I have been asked this question a lot as the holiday season is upon us.
“My in-laws are coming to visit for a week and are under the impression that babies will sleep through anything and that they just need to “get used to” the noise. What are your thoughts on this issue?”
On some level, we can get used to certain environmental noises when we sleep. If you live in a noisy neighborhood, you’re going to get used to a bit of baseline noise. However, we’re not in comas when we’re asleep, and neither are babies so whatever can potentially wake you up is probably going to wake your baby as well.
So, I always tell parents to be respectful that someone is sleeping and to keep in mind what kinds of things you would or would not do if your spouse were taking a nap. For example, you’re not going to vacuum right beside them. Just be mindful that there’s someone in the house that’s sleeping and everyone needs to be respectful of that.
If you’re too quiet and tiptoeing around the house during naps, then any kind of little disturbance from dead quiet is probably going to wake up your baby, such as the telephone ringing or the dog barking. Therefore, you don’t want to be too, too quiet.
It can be difficult sometimes to convince in-laws or friends and family members that the things you’re doing for your baby is what’s in the best interest of your family. Many people say they get tons of flack from their friends because they say they have to be home for nap time or can’t go out past seven because they’ve got to get their baby to bed. I understand where those people are coming from; they probably want you to stay out and have a good time. Once they see that your child is well rested and happy when they are awake, most friends and family members come around.

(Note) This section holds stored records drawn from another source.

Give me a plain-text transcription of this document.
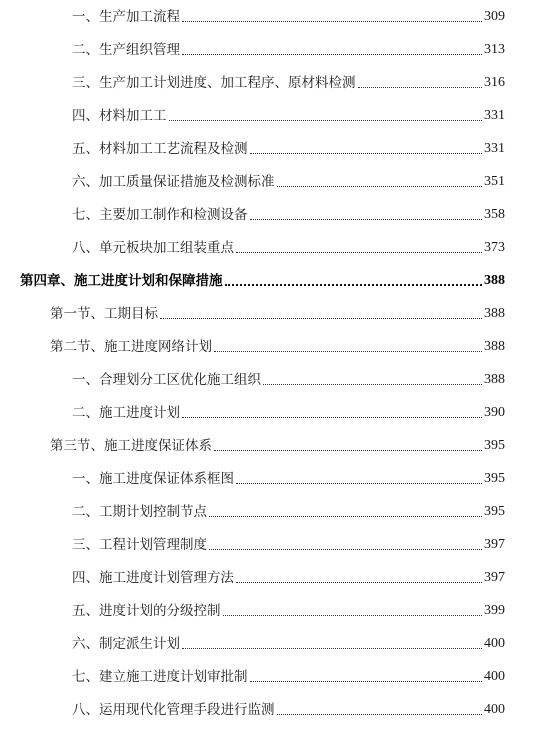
一、生产加工流程	309
二、生产组织管理	313
三、生产加工计划进度、加工程序、原材料检测	316
四、材料加工工	331
五、材料加工工艺流程及检测	331
六、加工质量保证措施及检测标准	351
七、主要加工制作和检测设备	358
八、单元板块加工组装重点	373
第四章、施工进度计划和保障措施	388
第一节、工期目标	388
第二节、施工进度网络计划	388
一、合理划分工区优化施工组织	388
二、施工进度计划	390
第三节、施工进度保证体系	395
一、施工进度保证体系框图	395
二、工期计划控制节点	395
三、工程计划管理制度	397
四、施工进度计划管理方法	397
五、进度计划的分级控制	399
六、制定派生计划	400
七、建立施工进度计划审批制	400
八、运用现代化管理手段进行监测	400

I remember the first time I had a nanny to help me when we first got settled in Fayetteville. She always commented on how easy my kids were to put down… if she followed the schedule and stuck to their routine! She saw the long-term reward of keeping the routine because when they woke, they were happy, engaged and playful. When they were ready to sleep, they went to sleep.
Now she is a mom herself and sticks to her son’s routine and he has
been a great sleeper since birth and she can proudly and confidently tell her family that his sleep schedule is an important factor in his growth. I think eventually your friends and family will see that you’ve made a good decision for your child and realize they too want a happy, well-rested child.
Another thing I hear a lot about is the issue of light sleepers. A lot of new clients or new parents who hire me worry that their child is such a light sleeper and with the tiniest noise, they’ll wake up. That is common when a child is, what I consider tricked into sleep. (For example, if you rock a baby to sleep and then try to carefully transfer him to his crib.)
What will happen then is that if there is a bit of environmental noise, they’ll probably wake up with a start and realize they’re not in your arms anymore. Often they wake up crying right off the bat because they’re no longer where they were when they fell asleep. For anyone, that would be fairly alarming, so those types of situations sort of create this hair trigger; with the tiniest noise and your baby’s going to fly awake and probably start crying.
Once a child learns their own skills for getting to sleep, they’ll become fairly deep and successful sleepers. If, for example an ambulance goes by in the night, I might wakeup and acknowledge that it’s an ambulance but I’ll go right back to sleep. I wouldn’t need anyone to come to me or do anything for me. I’ll know that it woke me up but I will have the skills to get myself back to sleep. When a baby has those same skills, and your loud friend is laughing or telling a story that wakes them, they’ll acknowledge that they heard a noise and they’ll go back to sleep. You’ll probably find that your once super light sleeper becomes a fairly deep sleeper, within reason, and capable of getting themselves back to sleep should they be awoken by something.